Il vaccino, purtroppo, non esiste. E la pestilenza permane. «Si volevano accorciare i tempi di risposta, fare provvedimenti urgenti», ha denunciato ieri Innocenzo Megali, coordinatore della Consulta dei consulenti del lavoro del Veneto, «ma la mole di burocrazia è quella ordinaria di sempre. In piena pandemia vengono ancora richiesti accordi o informative sindacali anche per le chiusure aziendali per Covid-19 e ogni istanza necessita di una risposta formale per l’approvazione». Risultato: i lavoratori rimasti in mezzo alla strada si faranno la Pasqua senza Cig. E se continua così pure la Festa della Liberazione. Pensate che gli altri stiano meglio? Sentite questa.
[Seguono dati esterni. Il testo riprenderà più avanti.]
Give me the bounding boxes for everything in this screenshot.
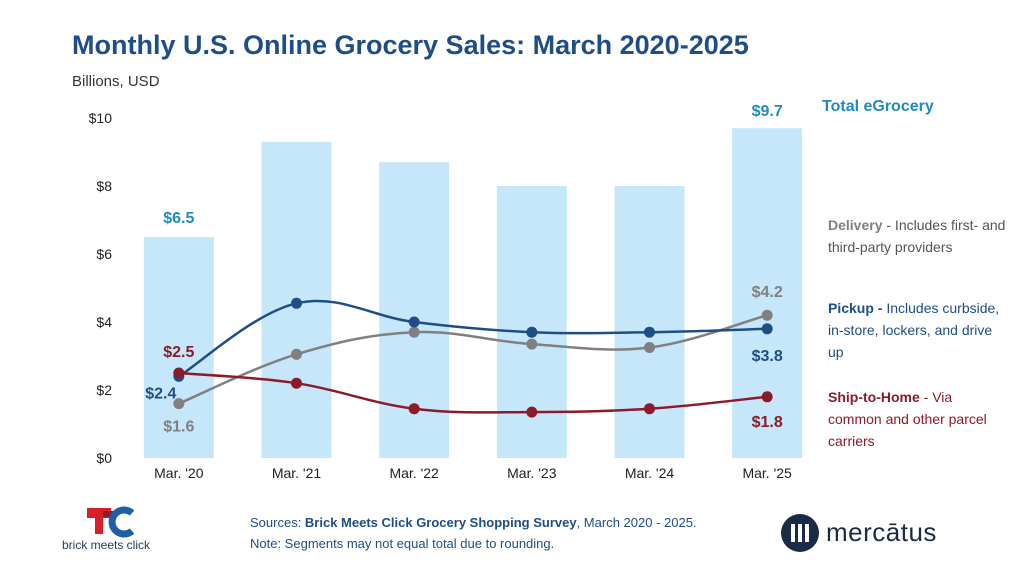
y-tick-label: $4 (96, 314, 112, 330)
legend-ship-desc: - Via common and other parcel carriers (828, 389, 987, 449)
x-tick-label: Mar. '23 (507, 465, 557, 481)
x-tick-label: Mar. '21 (272, 465, 322, 481)
y-tick-label: $6 (96, 246, 112, 262)
legend-delivery-name: Delivery (828, 217, 883, 233)
line-pickup (178, 299, 768, 378)
chart-subtitle: Billions, USD (72, 73, 160, 90)
legend-total-egrocery: Total eGrocery (822, 98, 934, 115)
point-delivery-0 (173, 398, 185, 410)
point-ship-to-home-2 (408, 403, 420, 415)
label-delivery-last: $4.2 (752, 284, 783, 301)
point-ship-to-home-4 (644, 403, 655, 415)
legend-pickup: Pickup - Includes curbside, in-store, lo… (828, 297, 1008, 363)
label-delivery-first: $1.6 (163, 419, 194, 436)
x-tick-label: Mar. '24 (625, 465, 675, 481)
legend-pickup-desc: Includes curbside, in-store, lockers, an… (828, 300, 1000, 360)
bar-total-0 (143, 237, 214, 458)
mercatus-wordmark: mercātus (826, 517, 937, 547)
point-ship-to-home-0 (173, 367, 185, 379)
point-pickup-4 (644, 326, 655, 338)
y-tick-label: $2 (96, 382, 112, 398)
point-ship-to-home-5 (761, 391, 773, 403)
point-pickup-1 (291, 297, 302, 309)
bar-total-4 (614, 186, 685, 458)
brick-meets-click-logo (87, 506, 135, 538)
label-pickup-last: $3.8 (752, 348, 783, 365)
label-total-first: $6.5 (163, 210, 194, 227)
label-ship-first: $2.5 (163, 344, 194, 361)
x-tick-label: Mar. '20 (154, 465, 204, 481)
y-tick-label: $8 (96, 178, 112, 194)
y-tick-label: $10 (89, 110, 113, 126)
line-delivery (178, 313, 768, 405)
point-pickup-2 (408, 316, 420, 328)
chart-title: Monthly U.S. Online Grocery Sales: March… (72, 30, 749, 60)
point-ship-to-home-1 (291, 377, 302, 389)
legend-pickup-name: Pickup - (828, 300, 883, 316)
label-ship-last: $1.8 (752, 414, 783, 431)
footer-sources: Sources: Brick Meets Click Grocery Shopp… (250, 512, 697, 554)
sources-prefix: Sources: (250, 515, 305, 530)
legend-ship-name: Ship-to-Home (828, 389, 920, 405)
legend-delivery-desc: - Includes first- and third-party provid… (828, 217, 1006, 255)
footer-note: Note: Segments may not equal total due t… (250, 536, 555, 551)
point-delivery-2 (408, 326, 420, 338)
bar-total-5 (732, 128, 803, 458)
y-tick-label: $0 (96, 450, 112, 466)
brick-meets-click-wordmark: brick meets click (62, 538, 151, 552)
sources-line: Sources: Brick Meets Click Grocery Shopp… (250, 512, 697, 533)
point-delivery-4 (644, 342, 655, 353)
sources-suffix: , March 2020 - 2025. (576, 515, 697, 530)
label-total-last: $9.7 (752, 103, 783, 120)
line-ship-to-home (178, 371, 768, 414)
point-delivery-1 (291, 348, 302, 360)
x-tick-label: Mar. '25 (742, 465, 792, 481)
point-delivery-5 (761, 309, 773, 321)
legend-ship-to-home: Ship-to-Home - Via common and other parc… (828, 386, 1008, 452)
label-pickup-first: $2.4 (145, 385, 176, 402)
point-ship-to-home-3 (526, 406, 538, 418)
point-delivery-3 (526, 338, 538, 350)
mercatus-logo-icon (781, 514, 819, 552)
point-pickup-5 (761, 323, 773, 335)
legend-delivery: Delivery - Includes first- and third-par… (828, 214, 1008, 258)
point-pickup-3 (526, 326, 538, 338)
sources-bold: Brick Meets Click Grocery Shopping Surve… (304, 515, 577, 530)
x-tick-label: Mar. '22 (389, 465, 439, 481)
Malgrado tutto il caos provocato dall’incapacità dell’Inps di contenere l’assalto degli autonomi per ottenere il bonus, i professionisti iscritti agli ordini erano riusciti a gestire la pratica attraverso le rispettive Casse

previdenziali ed erano pronti a ricevere i 600 euro. Evviva, almeno loro. Peccato che il decreto liquidità andato la scorsa notte in Gazzetta ufficiale (che si preannuncia un altro inferno di cavilli e postille) abbia riscritto la norma del Cura Italia, modificando in corsa i requisiti per la richiesta. «Tutto si ferma incredibilmente», ha denunciato ieri il presidente dell’Ordine dei commercialisti, Massimo Miani, «è la dimostrazione di come finanche in questo frangente drammatico l’Italia soccomba a norme che cambiano nottetempo, farraginose, spesso incomprensibili».

È la burocrazia, bellezza. E se fa uscire gli occhi dalle orbite l’idea che i fondi stanziati e messi a bilancio restino nelle casse dello Stato invece di finire nelle tasche di chi è con l’acqua alla gola, grida letteralmente vendetta quello che sta accadendo in ambito sanitario. La notizia arriva dal Piemonte, ma è facile immaginare che lo stesso problema lo abbiano tutti. Avete presente le difficoltà che il governo ha avuto nel reperire i dispositivi di protezione? Alla fine molte regioni si sono mosse in proprio e, fortunatamente, con successo.

Problema: tutto il materiale sanitario deve essere certificato dall’amministrazione centrale attraverso l’Istituto superiore di sanità. Prima di allora, non si può usare. «Ci siamo trovati da soli mascherine, gel, reagenti e ventilatori», ha tuonato l’assessore alla Ricerca, Matteo Marnati, «e abbiamo creato una filiera di certificazione con le università di ottimo livello, ma le aziende che ci consegnano i prodotti devono comunque essere autorizzate da un ente governativo». Avete capito bene, senza carte bollate medici e pazienti devono restare senza difese e senza strumenti, anche se sono lì pronti, nella stanza accanto…. Alè.